Mrs Tomlinson-Blake, who worked in the East Riding of Yorkshire, was paid £22.35 for a sleep-in shift between 10pm and 7am plus one hour's pay at the then-national minimum wage of £6.70, making a total of £29.05.
She challenged the decision at the UK's highest court at a hearing in February last year.
After the ruling Mrs Tomlinson-Blake said the case was not about money but about treating staff fairly.
In the judgment, Lady Arden said a "sleep-in worker who is merely present is treated as not working for the purpose of calculating the hours which are to be taken into account for national minimum wage purposes".
She added that "the fact that he was required to be present during specified hours was insufficient to lead to the conclusion that he was working".
Edel Harris, chief executive of the learning disability charity Mencap - which opposed Mrs Tomlinson-Blake's appeal - said that, if the appeals were allowed, care providers could have faced "devastating unfunded back-pay liabilities" of around £400 million.
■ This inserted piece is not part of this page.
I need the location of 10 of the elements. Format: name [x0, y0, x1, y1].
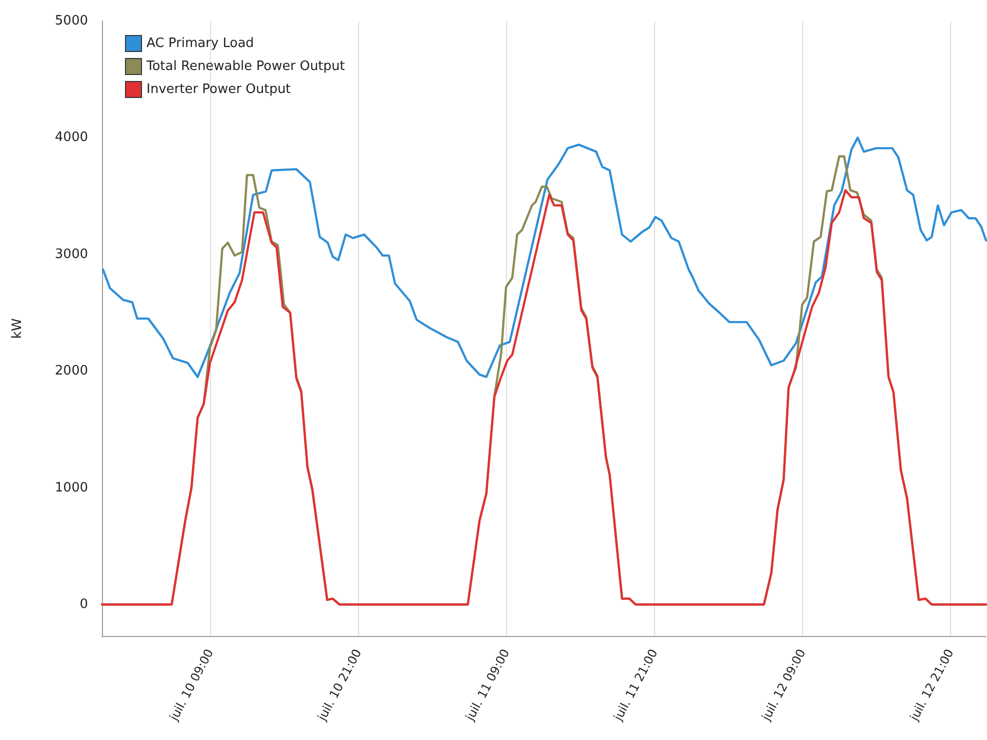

The decision prompted calls for the Government to take action, not just in relation to laws covering "sleep-in payments", but also the care sector as a whole.
Unison general secretary Christina McAnea said: "No-one is a winner from today's judgment.
"Everyone loses until the Government intervenes to mend a broken system that relies on paying skilled staff a pittance.
"This dire situation was ignored by the Government for years before Covid, and again in the recent budget."
A Government spokesman said: "We are aware of the judgment from the Supreme Court.
"Care workers perform a vital role and they have worked tirelessly throughout the pandemic to support our most vulnerable, and we are committed to supporting them.
"We have provided billions of pounds to support adult social care during the pandemic including on infection and prevention control measures, free PPE, priority vaccinations and additional testing."